University News

Fence gathers thoughts on immigration

Senior Staff Writer
Friday, October 19, 2012

A large aluminum fence separated Sayles Hall from the rest of the Main Green Thursday afternoon. Supported by cinder blocks, the six units of fencing were adorned with pieces of canvas on which students could spray paint their thoughts and feelings about immigration. The installation was set up as a part of Immigration Week, an initiative organized by the Third World Center.
Planning for the installation started in July, said Holly Doerflinger ’13, a member of the Latino Heritage Series, one of the on-campus groups associated with the organization of Immigration Week.
“We wanted this to be a week that brought together all the heritage series and other groups to talk about immigration,” Doerflinger said.
The week began with a speech Monday by Jose Antonio Vargas, a journalist and undocumented immigrant, and proceeded with talks by politicians and poets, as well as yesterday’s installation. The week will culminate in a family brunch organized by the Multicultural Heritage Series Sunday.
In past years, the Brown Immigrant Rights Coalition and Brown Students for Justice in Palestine have held a border commemoration day in April with a similar wall installation on which group members would write.
“This is the first year we’re making the process open to the community, letting the general student body put their own words on the wall,” Doerflinger said.
In the installation yesterday, two tables stood in front of the fences, one sporting red, green and blue spray paint. Students running the table handed out spray paint bottles and asked students to talk about what it means to be an American. A slip of paper taped to the table read “Define American” in bold letters, referring to a campaign that seeks to recruit individuals’ thoughts on the definition of an American.

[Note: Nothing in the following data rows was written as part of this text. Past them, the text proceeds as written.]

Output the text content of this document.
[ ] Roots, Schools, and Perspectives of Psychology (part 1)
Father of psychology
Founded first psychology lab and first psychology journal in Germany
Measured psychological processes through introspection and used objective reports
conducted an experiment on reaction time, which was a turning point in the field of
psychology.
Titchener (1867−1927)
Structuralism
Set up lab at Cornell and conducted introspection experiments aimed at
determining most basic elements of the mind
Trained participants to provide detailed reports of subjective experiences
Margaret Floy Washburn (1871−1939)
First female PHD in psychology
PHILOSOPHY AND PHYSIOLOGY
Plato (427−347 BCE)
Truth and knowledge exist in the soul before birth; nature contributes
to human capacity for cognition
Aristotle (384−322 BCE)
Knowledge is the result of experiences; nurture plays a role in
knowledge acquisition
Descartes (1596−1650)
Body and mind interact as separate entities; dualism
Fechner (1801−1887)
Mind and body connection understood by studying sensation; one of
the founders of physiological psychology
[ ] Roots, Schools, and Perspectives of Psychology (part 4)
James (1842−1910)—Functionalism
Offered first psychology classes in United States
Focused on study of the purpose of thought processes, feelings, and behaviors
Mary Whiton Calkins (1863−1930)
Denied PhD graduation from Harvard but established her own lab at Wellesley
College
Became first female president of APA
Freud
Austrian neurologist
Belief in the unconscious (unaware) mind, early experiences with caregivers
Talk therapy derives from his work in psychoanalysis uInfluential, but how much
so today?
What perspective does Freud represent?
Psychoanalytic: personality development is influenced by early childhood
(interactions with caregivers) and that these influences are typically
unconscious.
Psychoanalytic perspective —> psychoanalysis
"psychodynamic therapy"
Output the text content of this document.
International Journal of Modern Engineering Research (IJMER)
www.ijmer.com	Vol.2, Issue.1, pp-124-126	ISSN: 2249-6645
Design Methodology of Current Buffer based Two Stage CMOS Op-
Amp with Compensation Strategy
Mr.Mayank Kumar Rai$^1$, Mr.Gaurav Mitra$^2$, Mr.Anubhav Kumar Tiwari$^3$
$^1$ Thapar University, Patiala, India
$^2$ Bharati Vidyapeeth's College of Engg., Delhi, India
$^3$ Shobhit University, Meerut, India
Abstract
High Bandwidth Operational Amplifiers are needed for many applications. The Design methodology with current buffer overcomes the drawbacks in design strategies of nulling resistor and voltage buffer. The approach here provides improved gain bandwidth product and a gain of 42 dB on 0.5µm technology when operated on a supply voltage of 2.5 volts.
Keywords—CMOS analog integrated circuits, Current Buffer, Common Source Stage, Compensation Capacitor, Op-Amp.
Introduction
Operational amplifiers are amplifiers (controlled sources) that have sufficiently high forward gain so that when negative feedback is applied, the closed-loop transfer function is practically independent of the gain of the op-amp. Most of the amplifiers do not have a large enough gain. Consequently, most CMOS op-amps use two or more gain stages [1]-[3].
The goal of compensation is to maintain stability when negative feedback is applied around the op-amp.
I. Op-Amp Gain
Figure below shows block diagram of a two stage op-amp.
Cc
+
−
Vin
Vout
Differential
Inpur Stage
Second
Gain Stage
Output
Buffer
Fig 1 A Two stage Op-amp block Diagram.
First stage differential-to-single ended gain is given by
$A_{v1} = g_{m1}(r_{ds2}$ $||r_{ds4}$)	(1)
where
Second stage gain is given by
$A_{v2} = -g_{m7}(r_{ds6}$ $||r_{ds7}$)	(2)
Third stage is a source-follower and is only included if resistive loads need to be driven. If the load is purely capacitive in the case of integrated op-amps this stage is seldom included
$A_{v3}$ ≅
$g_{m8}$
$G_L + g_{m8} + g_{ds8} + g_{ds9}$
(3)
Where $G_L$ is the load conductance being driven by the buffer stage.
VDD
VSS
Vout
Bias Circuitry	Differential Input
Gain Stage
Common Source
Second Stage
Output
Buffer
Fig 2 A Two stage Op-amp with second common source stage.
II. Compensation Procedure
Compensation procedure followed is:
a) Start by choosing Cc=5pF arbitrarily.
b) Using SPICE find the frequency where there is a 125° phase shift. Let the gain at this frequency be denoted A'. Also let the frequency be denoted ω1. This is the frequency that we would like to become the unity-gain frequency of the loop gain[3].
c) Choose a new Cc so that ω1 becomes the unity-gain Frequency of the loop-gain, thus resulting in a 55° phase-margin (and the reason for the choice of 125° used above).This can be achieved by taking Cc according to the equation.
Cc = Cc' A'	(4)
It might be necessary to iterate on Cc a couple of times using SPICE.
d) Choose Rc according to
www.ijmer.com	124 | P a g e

The campaign was initiated by Vargas, who revealed in a 2011 New York Times Magazine essay that he was an undocumented immigrant.
Sarah Day Dayon ’15, who participated in yesterday’s installation, sprayed the words, “Who gets to be an American?” in blue ink.
A Minority Peer Counselor in Archibald Hall, Dayon has been considering issues of race and citizenship in her Asian American history course, which is currently discussing Chinese exclusion and Japanese internment. “This whole week I’ve been thinking about what it means to claim the word ‘American,'” Dayon said.
“Too often this is an issue that is not discussed for real,” Doerflinger said. People “just say, ‘Yeah, I’m for immigration,’ but there is so much more to consider.”
Other students scrawled phrases such as “This is a nation of immigrants,” “What is an ocean between us. We can build bridges,” and “No one can tell me where my home is.”
Anamta Farook ’14, a member of the Asian American Heritage Series, said Immigration Week was a “very collaborative effort.”
“We wanted to do something that was unifying instead of dividing, tying into the idea of borders,” she said. “We thought this would be a good addition to the passive listening that comes with speakers.” This installation, she added, “has created a place where people can interact and express what they feel.”
The Immigration Rights Coalition is currently in the process of circulating a petition advocating for the Admission Office to publicly state on the University’s admissions and financial aid website that Brown will accept students regardless of their citizenship or immigration status. As members passed out the petition at yesterday’s installation, they said other colleges have already instituted such policies. Students at Cornell and other Ivy League colleges are spearheading similar movements.
Farook said she was pleased with the amount of interaction the installation has seen – “some planned, some just by virtue of being on the Main Green,” she said.
Andrea Nate MA ’12, who is a teaching assistant for HISP 0300: “Intermediate Spanish I,” brought the class to look at the wall.
 “Immigration has been the topic of our class for the past few weeks,” she said. “It’s so relevant.”